In summary

More affordable housing would give more people more choice about where to live.

By Eric Payne, Special to CalMatters

Eric Payne is executive director of the Central Valley Urban Institute and chair of the Fresno Anti-Displacement Task Force, Eric.s.payne@icloud.com.

Misperceptions about proposed land use reforms in Senate Bill 9 — which would make it legal to build duplexes in California — paint an entirely inaccurate picture of developers rushing into middle- and working-class communities of color to tear down homes and build expensive apartments in their place. To the contrary, the bill is designed to allow people of color to move to existing high-opportunity neighborhoods by making them more affordable and accessible and to enable new generations to stay in existing neighborhoods by creating more affordable new homeownership opportunities. SB 9 helps restore the core of what decades of segregation through bans on housing has taken away: the right to choose where you can live

Redlining is a California-born and -bred problem. Decades of segregation continue to play out in cities throughout the state. It’s time to build a more inclusive California, one where middle-income families can buy a home that doesn’t cost $750,000 (the state’s median home price); where families can find lower-priced housing in neighborhoods with good schools, convenient transit and parks; and where people have the option to buy a home in the neighborhood where they grew up. 

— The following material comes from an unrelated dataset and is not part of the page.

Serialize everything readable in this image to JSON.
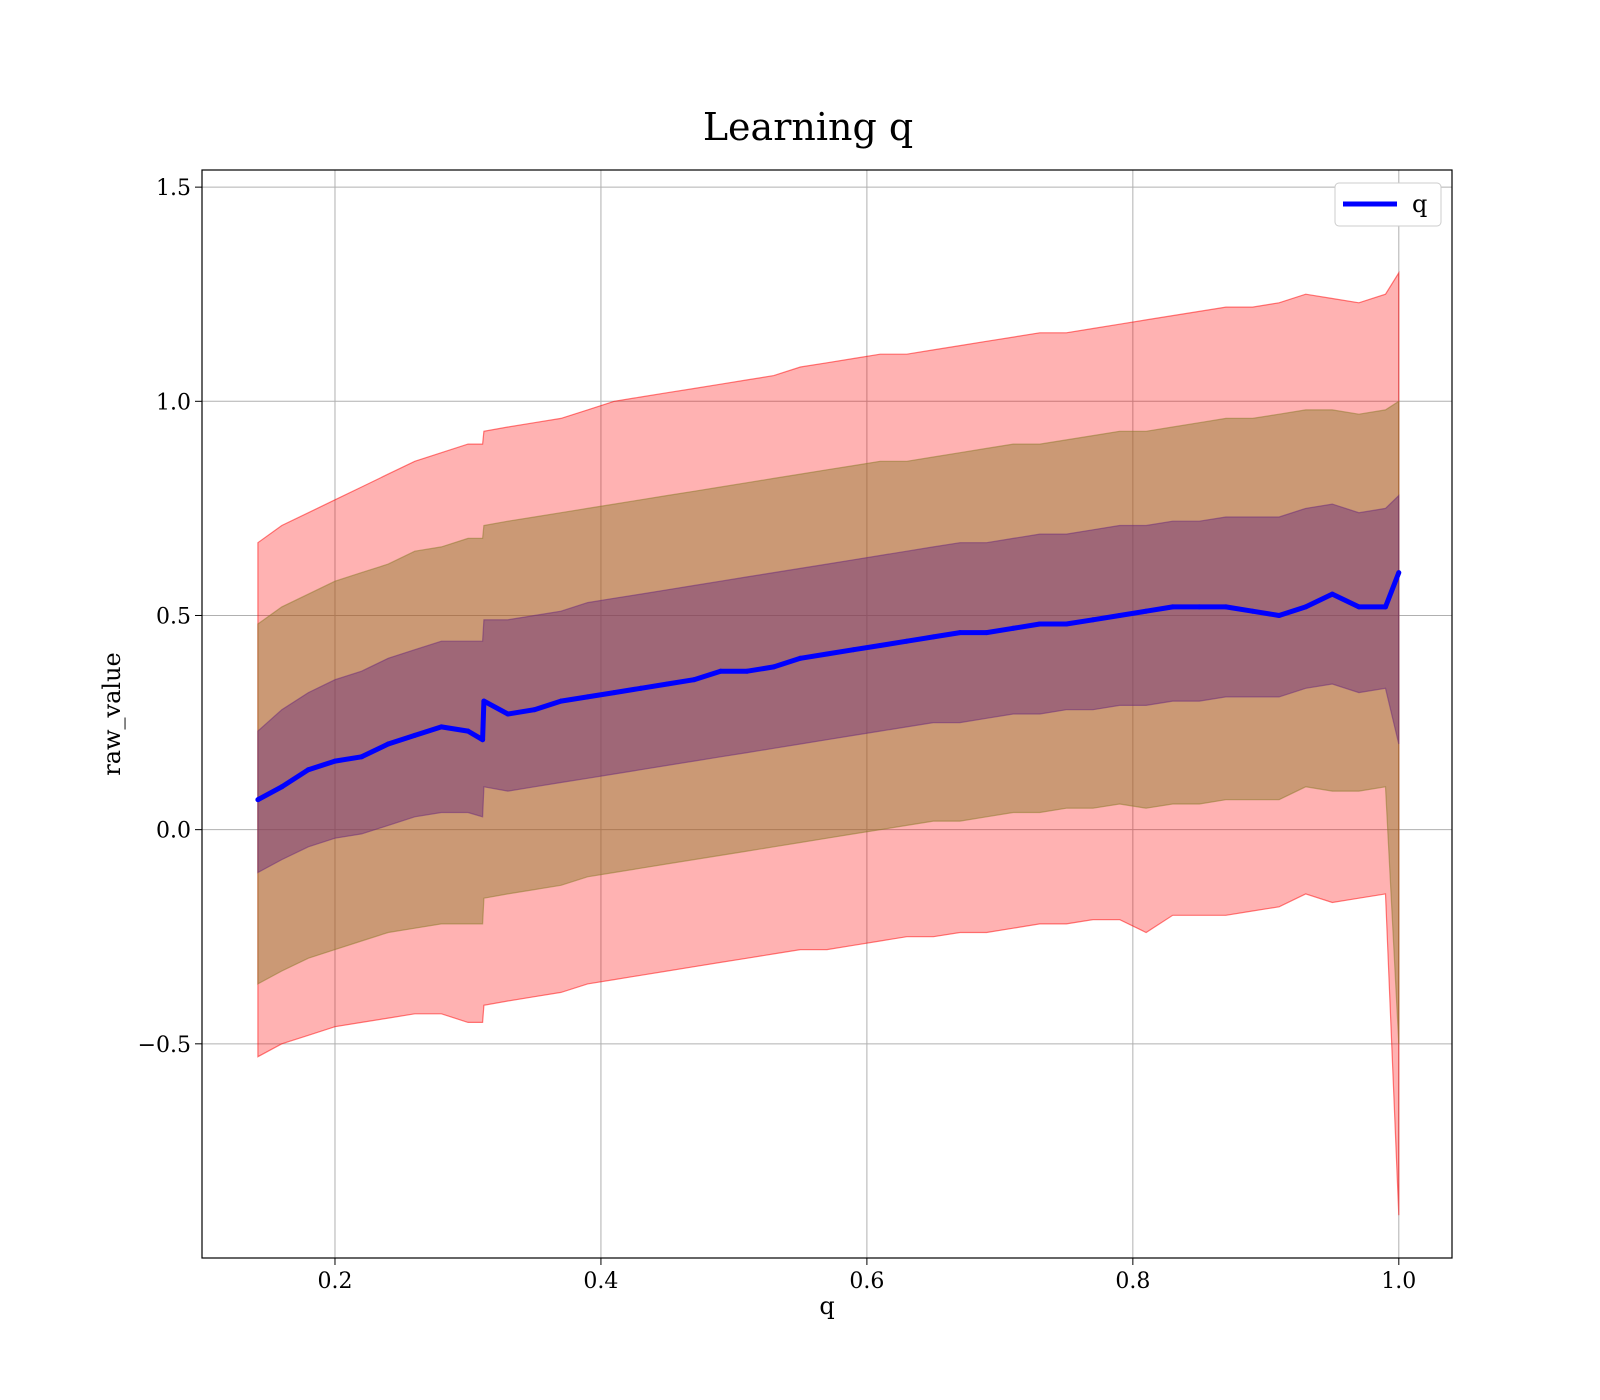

The argument that allowing for lower-cost homes will force Black families out and lead to gentrification isn’t true. SB 9 would protect renters from displacement by prohibiting the disruption of existing affordable housing, rent-controlled housing or housing recently leased to a tenant. It also would expand opportunities for multigenerational housing by allowing homeowners to build a modest unit on their property so an aging parent or adult child can continue to live there affordably, and the family can continue to pass on financial security and equity in their home. This is particularly important in Black neighborhoods such as southwest Fresno, where I was raised and where my family continues to live. Here, and in the few neighborhoods like it throughout California where Black families were historically allowed to buy property, homes have been passed down to children and grandchildren and families remain close. Maintaining this dynamic is key to preserving neighborhoods that have strong cultural and community ties. 

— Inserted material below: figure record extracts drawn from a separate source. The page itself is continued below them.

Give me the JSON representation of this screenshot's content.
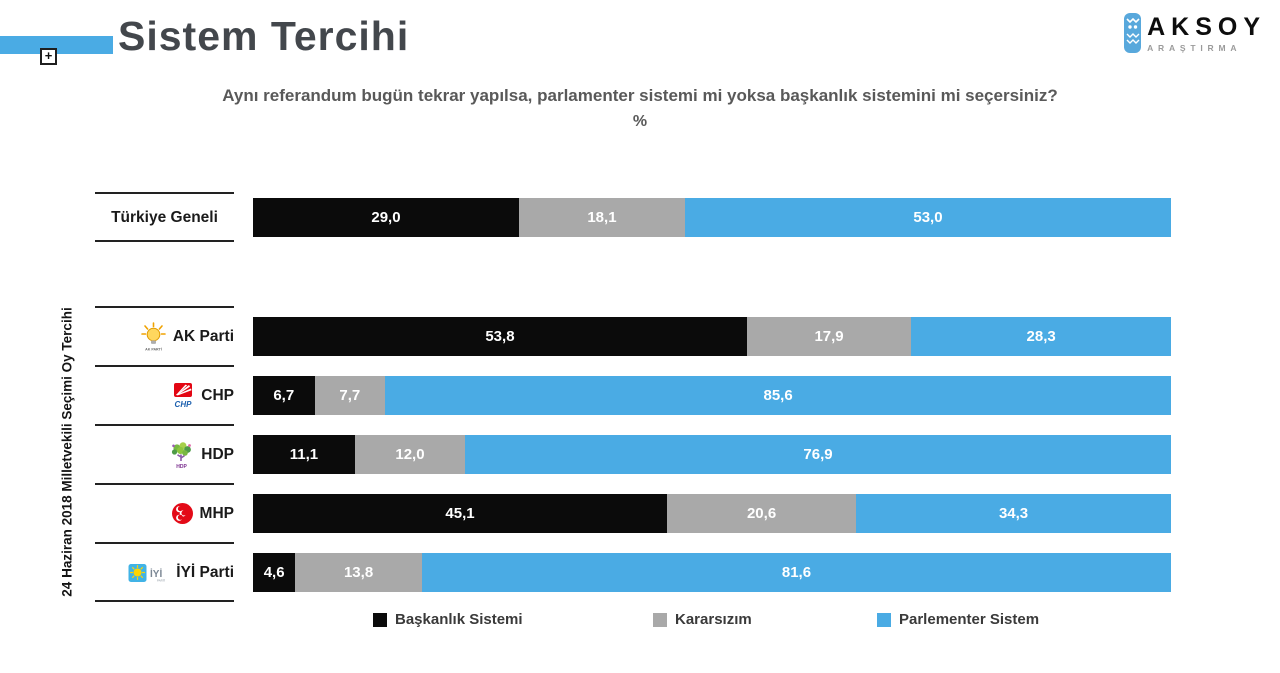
{
  "header": {
    "title": "Sistem Tercihi",
    "plus_glyph": "+",
    "brand": {
      "name": "AKSOY",
      "sub": "ARAŞTIRMA",
      "owl_icon": "owl-logo-icon"
    }
  },
  "question": "Aynı referandum bugün tekrar yapılsa, parlamenter sistemi mi yoksa başkanlık sistemini mi seçersiniz?",
  "unit": "%",
  "y_axis_label": "24 Haziran 2018 Milletvekili Seçimi Oy Tercihi",
  "colors": {
    "accent_bar": "#4aabe4",
    "baskanlik_sistemi": "#0b0b0b",
    "kararsizim": "#a9a9a9",
    "parlementer_sistem": "#4aabe4",
    "separator_line": "#222222"
  },
  "chart_data": {
    "type": "bar",
    "orientation": "horizontal",
    "stacked": true,
    "unit": "%",
    "xlim": [
      0,
      100
    ],
    "grid": false,
    "legend_position": "bottom",
    "categories": [
      "Türkiye Geneli",
      "AK Parti",
      "CHP",
      "HDP",
      "MHP",
      "İYİ Parti"
    ],
    "series": [
      {
        "name": "Başkanlık Sistemi",
        "color": "#0b0b0b",
        "values": [
          29.0,
          53.8,
          6.7,
          11.1,
          45.1,
          4.6
        ]
      },
      {
        "name": "Kararsızım",
        "color": "#a9a9a9",
        "values": [
          18.1,
          17.9,
          7.7,
          12.0,
          20.6,
          13.8
        ]
      },
      {
        "name": "Parlementer Sistem",
        "color": "#4aabe4",
        "values": [
          53.0,
          28.3,
          85.6,
          76.9,
          34.3,
          81.6
        ]
      }
    ],
    "value_labels": [
      [
        "29,0",
        "18,1",
        "53,0"
      ],
      [
        "53,8",
        "17,9",
        "28,3"
      ],
      [
        "6,7",
        "7,7",
        "85,6"
      ],
      [
        "11,1",
        "12,0",
        "76,9"
      ],
      [
        "45,1",
        "20,6",
        "34,3"
      ],
      [
        "4,6",
        "13,8",
        "81,6"
      ]
    ],
    "row_icons": [
      null,
      "akparti-logo-icon",
      "chp-logo-icon",
      "hdp-logo-icon",
      "mhp-logo-icon",
      "iyi-logo-icon"
    ]
  }
}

Fresno’s Anti-Displacement Task Force last week released a blueprint to address displacement issues that can serve as a guide for other cities. Among the key recommendations in Here to Stay: a community land trust fiscal contribution to be established on an annual basis to create affordable housing that remains affordable; a mandatory impact area notification system to notify all residents located in areas most likely to be affected by a proposed development project; rent stabilization, conversion restrictions, and an ”affordable in perpetuity” designation to achieve long-term housing stability; eviction right-to-counsel; and the establishment of tax increment financing to pay for implementation of anti-displacement policies and programs. 

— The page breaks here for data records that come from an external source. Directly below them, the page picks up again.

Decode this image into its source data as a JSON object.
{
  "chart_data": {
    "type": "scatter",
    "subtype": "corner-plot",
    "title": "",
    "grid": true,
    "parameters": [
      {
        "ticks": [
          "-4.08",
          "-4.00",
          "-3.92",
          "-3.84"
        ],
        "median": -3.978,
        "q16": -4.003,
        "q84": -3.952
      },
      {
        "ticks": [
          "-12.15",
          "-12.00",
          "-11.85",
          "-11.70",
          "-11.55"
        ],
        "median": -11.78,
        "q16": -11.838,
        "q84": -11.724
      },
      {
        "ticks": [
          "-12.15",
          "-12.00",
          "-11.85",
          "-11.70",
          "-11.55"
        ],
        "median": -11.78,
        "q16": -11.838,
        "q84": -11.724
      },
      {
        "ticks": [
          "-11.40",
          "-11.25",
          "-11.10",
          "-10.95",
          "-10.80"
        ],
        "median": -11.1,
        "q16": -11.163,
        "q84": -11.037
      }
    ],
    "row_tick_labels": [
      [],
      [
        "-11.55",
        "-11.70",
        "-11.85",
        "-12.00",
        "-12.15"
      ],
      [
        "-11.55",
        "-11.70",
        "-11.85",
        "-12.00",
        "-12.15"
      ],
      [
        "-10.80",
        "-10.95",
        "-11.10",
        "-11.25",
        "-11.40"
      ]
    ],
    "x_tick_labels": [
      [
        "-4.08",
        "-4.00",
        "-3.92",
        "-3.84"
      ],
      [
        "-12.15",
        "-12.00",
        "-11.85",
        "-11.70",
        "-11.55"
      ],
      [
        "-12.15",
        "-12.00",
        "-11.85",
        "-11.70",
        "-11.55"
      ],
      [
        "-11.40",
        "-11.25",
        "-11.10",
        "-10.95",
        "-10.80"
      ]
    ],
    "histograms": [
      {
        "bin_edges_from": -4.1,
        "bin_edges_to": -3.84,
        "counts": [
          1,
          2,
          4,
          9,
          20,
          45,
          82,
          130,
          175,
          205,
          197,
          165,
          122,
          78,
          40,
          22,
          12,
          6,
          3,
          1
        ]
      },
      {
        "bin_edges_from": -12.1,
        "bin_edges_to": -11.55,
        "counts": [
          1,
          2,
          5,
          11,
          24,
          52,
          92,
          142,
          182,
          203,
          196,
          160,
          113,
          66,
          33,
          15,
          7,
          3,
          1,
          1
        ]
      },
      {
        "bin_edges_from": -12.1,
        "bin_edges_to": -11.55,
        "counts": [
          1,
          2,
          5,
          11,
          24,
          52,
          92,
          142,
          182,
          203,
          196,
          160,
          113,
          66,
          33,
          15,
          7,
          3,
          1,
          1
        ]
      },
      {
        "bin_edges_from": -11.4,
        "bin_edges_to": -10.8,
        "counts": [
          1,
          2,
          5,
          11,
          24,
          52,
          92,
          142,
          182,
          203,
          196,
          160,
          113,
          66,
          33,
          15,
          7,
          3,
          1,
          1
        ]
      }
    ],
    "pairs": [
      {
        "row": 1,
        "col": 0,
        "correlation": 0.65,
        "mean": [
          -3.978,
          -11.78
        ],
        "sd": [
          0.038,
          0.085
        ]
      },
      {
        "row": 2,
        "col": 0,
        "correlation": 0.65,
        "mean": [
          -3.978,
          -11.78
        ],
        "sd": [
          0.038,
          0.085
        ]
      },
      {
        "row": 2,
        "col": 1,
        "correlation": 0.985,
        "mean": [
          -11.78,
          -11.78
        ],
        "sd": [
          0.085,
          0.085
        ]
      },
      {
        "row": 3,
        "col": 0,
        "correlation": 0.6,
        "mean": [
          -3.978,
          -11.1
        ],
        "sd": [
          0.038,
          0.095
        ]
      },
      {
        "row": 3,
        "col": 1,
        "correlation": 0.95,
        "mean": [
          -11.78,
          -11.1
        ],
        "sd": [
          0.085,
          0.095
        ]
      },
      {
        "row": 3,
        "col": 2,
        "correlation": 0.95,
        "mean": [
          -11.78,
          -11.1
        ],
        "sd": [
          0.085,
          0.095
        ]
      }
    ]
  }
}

By creating up to 800,000 new, smaller, lower-cost homes that fit within existing neighborhoods of all types, SB 9 would make it possible for more families to afford to own homes in the neighborhoods they chose (including those where they currently live) and for more lower- and middle-income families to be able to live in well-resourced neighborhoods. It also would protect current renters from displacement. 

By urging legislators to support SB 9, we can simultaneously unlock the door to homeownership for more Californians while respecting and protecting the intrinsic value of established communities of color. All Californians should have an equal chance to seek out the best opportunities for their families and children, as well as an opportunity to build wealth. Let’s not allow misinformation to keep us tied to housing policy that is rooted in and that perpetuates racial inequity and limited opportunity.